Roughly three quarters of the world's seismic energy is released in the form of earthquakes along the Pacific Ocean where it meets the western coasts of North, Central and South America. This seismic activity also reaches across the Pacific, where it manifests as earthquakes in Japan, the Philippines, China, Indonesia and Australia, according to the British Geological Survey.
Another 15 percent of Earth's seismic energy is released where the African and Eurasian tectonic plates repeatedly collide. There, a seismic band stretches from the Mediterranean through the Caucasus and Himalayas to Burma, causing earthquakes along the way, according to the British Geological Survey.

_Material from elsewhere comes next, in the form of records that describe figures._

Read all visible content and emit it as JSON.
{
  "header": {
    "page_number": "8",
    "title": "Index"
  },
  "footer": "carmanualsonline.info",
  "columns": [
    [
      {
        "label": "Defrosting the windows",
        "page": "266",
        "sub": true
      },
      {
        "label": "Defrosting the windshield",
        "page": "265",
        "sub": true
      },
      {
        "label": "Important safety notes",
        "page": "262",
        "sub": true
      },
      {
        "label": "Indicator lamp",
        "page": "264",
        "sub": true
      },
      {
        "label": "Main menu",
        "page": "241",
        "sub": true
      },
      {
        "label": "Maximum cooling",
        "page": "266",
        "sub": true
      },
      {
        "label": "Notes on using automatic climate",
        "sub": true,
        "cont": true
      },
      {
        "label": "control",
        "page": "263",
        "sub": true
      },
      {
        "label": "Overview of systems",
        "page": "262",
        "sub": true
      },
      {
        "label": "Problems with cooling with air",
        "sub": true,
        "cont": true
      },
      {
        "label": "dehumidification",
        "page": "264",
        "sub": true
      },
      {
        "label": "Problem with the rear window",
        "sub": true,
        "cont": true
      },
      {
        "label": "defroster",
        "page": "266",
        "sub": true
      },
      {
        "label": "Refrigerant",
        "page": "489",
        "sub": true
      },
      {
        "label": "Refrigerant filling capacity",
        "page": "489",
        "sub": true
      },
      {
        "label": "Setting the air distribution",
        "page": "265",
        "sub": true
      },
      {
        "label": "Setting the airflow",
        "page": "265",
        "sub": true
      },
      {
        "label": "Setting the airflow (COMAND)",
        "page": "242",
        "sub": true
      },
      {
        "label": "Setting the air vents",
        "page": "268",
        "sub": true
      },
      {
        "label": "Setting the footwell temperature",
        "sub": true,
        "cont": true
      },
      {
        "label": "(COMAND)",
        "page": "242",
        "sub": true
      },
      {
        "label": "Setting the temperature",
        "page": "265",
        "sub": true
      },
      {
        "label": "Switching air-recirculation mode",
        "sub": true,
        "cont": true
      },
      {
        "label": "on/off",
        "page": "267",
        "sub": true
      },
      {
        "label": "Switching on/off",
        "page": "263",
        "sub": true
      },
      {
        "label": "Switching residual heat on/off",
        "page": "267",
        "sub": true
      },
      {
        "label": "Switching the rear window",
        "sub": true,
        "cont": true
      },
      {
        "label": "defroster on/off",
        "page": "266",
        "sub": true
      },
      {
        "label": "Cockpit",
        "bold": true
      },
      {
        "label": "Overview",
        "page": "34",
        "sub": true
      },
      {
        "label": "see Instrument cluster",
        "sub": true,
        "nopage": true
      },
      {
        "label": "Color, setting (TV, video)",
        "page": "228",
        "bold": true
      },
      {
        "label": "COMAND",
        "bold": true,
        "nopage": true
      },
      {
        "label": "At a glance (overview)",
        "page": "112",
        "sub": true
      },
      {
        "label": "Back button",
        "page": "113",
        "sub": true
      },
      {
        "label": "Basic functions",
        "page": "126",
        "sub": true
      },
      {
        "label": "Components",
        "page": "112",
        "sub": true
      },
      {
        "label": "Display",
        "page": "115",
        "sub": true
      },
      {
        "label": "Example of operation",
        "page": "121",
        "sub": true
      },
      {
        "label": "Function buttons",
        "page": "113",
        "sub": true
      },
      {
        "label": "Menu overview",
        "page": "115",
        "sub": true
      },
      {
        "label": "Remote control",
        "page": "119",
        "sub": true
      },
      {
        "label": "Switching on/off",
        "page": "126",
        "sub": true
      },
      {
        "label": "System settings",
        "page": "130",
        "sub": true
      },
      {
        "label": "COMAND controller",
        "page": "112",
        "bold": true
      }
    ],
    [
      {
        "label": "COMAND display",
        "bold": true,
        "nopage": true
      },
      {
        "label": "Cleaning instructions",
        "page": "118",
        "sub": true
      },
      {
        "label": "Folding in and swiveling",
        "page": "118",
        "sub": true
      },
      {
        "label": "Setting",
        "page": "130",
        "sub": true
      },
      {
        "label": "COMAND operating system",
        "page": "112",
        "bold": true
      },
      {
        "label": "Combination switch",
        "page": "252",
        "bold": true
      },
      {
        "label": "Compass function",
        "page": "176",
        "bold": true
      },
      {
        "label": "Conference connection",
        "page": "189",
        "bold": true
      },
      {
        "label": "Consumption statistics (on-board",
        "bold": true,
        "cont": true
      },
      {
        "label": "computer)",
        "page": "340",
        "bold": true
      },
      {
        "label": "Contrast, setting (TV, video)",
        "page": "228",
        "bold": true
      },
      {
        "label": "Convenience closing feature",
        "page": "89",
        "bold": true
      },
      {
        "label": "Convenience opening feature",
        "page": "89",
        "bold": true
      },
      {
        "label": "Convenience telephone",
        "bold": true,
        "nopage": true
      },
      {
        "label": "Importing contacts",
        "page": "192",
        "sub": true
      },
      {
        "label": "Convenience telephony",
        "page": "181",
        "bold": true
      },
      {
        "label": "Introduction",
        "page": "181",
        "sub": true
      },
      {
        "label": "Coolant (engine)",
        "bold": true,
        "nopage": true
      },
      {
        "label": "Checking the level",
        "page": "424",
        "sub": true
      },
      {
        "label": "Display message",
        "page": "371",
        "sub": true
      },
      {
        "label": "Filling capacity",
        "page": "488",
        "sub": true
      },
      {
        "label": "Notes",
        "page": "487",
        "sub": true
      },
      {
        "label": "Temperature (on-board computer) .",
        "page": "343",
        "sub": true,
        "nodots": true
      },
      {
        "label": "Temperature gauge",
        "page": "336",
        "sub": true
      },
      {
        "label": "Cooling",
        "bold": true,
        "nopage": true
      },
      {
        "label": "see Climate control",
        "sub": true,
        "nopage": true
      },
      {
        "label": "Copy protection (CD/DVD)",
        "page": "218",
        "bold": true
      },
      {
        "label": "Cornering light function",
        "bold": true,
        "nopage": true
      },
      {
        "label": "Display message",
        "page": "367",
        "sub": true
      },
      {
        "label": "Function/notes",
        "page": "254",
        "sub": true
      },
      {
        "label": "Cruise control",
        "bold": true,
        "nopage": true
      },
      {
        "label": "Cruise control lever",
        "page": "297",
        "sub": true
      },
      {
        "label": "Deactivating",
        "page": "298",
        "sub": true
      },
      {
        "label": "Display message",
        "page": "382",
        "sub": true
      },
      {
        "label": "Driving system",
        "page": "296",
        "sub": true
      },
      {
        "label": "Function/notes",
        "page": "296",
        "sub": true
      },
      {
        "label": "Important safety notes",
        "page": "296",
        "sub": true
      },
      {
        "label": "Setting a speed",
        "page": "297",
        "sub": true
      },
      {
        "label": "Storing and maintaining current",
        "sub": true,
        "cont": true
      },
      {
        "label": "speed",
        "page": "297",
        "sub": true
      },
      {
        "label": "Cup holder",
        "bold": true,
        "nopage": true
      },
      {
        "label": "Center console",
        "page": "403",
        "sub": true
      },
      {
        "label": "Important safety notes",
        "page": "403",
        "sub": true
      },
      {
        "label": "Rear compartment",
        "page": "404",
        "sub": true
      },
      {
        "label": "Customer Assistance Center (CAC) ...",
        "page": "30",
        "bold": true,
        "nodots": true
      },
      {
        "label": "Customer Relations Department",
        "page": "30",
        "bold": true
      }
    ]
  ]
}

The National Atlas reports that the majority of earthquakes that occur in the United States happen in Alaska and California. However, Washington State, Hawaii, Nevada and Idaho experience multiple earthquakes on a regular basis as well.
Where cities are concerned, Forbes published an article citing a study by nonprofit research organization GeoHazards International that indicates that the world's most earthquake-vulnerable cities include: Tokyo, Kobe and Nagoya in Japan; Manila, Philippines; Delhi, India; Kathmandu, Nepal, Istanbul, Turkey; Quito, Ecuador and Islamabad, Pakistan. These cities have experienced a higher rate of earthquakes and earthquake-related damage than other cities, according to the study.